The proline-rich domain promotes Tau liquid-liquid phase separation in cells

• Published in: The Journal of cell biology Vol. 219; no. 11; p. 1
• Main Authors: Zhang, Xuemei, Vigers, Michael, McCarty, James, Rauch, Jennifer N, Fredrickson, Glenn H, Wilson, Maxwell Z, Shea, Joan-Emma, Han, Songi, Kosik, Kenneth S
• Format: Journal Article
• Language: English
• Published: United States Rockefeller University Press 02.11.2020
• Subjects: Binding; Cell Separation - methods; Cells (biology); Condensates; Cytoskeleton; Domains; Dynamic stability; Fluorescence; Fluorescence recovery after photobleaching; Humans; Liquid phases; Liquid-Liquid Extraction - methods; Microtubules; Neuroblastoma - metabolism; Neuroblastoma - pathology; Neuroscience; Phase separation; Phase transitions; Phosphorylation; Photobleaching; Proline; Proline - chemistry; Proline - metabolism; Protein Aggregation, Pathological; Protein Binding; Proteins; Tau protein; tau Proteins - chemistry; tau Proteins - metabolism; Tubulin; Tumor Cells, Cultured
• ISSN: 0021-9525; 1540-8140
• DOI: 10.1083/jcb.202006054

Tau protein in vitro can undergo liquid-liquid phase separation (LLPS); however, observations of this phase transition in living cells are limited.
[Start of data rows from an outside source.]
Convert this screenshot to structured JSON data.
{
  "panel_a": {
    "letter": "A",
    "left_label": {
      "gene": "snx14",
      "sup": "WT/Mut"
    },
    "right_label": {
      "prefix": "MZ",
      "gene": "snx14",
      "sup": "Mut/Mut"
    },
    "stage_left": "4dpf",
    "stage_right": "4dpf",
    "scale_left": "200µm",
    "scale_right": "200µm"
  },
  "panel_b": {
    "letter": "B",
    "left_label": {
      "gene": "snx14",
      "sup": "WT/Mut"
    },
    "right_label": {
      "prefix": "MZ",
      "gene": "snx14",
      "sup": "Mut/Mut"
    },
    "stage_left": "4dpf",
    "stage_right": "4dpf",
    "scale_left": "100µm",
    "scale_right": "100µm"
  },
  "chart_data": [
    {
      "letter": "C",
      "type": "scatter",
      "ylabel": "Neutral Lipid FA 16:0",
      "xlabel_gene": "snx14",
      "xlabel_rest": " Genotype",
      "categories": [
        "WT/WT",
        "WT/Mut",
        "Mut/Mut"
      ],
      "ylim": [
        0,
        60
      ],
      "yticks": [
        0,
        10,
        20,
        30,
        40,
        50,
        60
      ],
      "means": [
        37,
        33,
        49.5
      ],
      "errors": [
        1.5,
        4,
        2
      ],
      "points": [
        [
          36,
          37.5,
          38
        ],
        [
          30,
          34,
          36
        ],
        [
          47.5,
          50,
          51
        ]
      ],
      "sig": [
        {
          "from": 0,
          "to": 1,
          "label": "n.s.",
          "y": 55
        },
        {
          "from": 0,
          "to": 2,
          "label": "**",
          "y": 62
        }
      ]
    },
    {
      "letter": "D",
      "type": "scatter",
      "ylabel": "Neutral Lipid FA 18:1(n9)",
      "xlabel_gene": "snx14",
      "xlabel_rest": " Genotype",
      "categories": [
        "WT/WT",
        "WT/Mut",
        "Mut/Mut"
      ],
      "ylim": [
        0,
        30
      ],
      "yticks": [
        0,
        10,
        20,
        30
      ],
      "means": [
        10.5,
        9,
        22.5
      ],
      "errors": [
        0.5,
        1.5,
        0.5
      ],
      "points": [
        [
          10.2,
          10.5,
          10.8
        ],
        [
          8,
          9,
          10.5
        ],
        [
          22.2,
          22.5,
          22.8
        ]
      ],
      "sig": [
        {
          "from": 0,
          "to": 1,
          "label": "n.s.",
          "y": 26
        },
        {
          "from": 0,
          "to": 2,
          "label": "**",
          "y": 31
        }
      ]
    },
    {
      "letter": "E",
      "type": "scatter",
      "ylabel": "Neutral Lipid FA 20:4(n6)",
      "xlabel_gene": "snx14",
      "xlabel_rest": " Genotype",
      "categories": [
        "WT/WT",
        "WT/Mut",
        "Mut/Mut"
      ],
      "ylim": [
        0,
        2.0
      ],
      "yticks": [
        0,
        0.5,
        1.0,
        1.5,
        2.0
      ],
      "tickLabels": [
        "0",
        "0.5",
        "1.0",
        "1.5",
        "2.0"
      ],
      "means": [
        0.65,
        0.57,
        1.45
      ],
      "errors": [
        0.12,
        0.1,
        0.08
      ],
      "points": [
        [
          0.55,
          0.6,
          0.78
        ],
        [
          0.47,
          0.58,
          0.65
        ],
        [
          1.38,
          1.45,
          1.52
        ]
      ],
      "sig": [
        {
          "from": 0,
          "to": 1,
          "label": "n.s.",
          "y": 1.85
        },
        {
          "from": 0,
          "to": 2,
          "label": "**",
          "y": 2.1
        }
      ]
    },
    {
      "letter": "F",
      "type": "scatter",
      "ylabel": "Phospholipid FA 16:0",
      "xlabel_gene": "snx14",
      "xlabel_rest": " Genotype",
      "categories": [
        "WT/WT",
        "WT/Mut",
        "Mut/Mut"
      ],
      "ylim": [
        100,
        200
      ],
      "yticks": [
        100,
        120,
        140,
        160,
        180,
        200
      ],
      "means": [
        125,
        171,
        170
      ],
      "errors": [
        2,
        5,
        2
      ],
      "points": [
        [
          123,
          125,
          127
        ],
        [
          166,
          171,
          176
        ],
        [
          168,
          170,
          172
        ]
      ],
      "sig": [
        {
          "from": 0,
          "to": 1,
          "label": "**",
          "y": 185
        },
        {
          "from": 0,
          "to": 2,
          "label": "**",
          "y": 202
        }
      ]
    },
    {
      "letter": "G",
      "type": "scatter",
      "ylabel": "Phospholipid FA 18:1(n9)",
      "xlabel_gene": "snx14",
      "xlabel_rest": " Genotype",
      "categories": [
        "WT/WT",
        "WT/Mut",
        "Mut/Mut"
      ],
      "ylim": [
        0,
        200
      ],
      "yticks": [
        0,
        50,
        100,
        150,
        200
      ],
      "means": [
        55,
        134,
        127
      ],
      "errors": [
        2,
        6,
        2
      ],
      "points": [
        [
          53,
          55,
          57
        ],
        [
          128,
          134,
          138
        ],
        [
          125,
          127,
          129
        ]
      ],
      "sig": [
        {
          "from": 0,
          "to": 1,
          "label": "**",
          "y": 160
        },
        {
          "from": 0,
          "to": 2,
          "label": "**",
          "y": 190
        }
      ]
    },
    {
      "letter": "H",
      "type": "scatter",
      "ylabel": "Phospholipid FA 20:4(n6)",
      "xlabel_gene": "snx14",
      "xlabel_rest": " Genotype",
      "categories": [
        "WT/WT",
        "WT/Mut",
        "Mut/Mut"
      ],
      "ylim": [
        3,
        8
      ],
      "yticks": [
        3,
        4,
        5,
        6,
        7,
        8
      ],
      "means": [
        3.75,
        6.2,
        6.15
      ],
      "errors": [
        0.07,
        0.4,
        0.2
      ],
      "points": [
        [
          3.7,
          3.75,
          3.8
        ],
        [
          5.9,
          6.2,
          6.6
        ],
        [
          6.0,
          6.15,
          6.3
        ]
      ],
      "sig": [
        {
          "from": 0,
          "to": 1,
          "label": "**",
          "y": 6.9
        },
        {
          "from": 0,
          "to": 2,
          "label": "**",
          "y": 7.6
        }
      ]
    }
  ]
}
To investigate protein state transitions in living cells, we attached Cry2 to Tau and studied the contribution of each domain that drives the Tau cluster in living cells. Surprisingly, the proline-rich domain (PRD), not the microtubule binding domain (MTBD), drives LLPS and does so under the control of its phosphorylation state. Readily observable, PRD-derived cytoplasmic condensates underwent fusion and fluorescence recovery after photobleaching consistent with the PRD LLPS in vitro. Simulations demonstrated that the charge properties of the PRD predicted phase separation. Tau PRD formed heterotypic condensates with EB1, a regulator of plus-end microtubule dynamic instability. The specific domain properties of the MTBD and PRD serve distinct but mutually complementary roles that use LLPS in a cellular context to implement emergent functionalities that scale their relationship from binding α-beta tubulin heterodimers to the larger proportions of microtubules.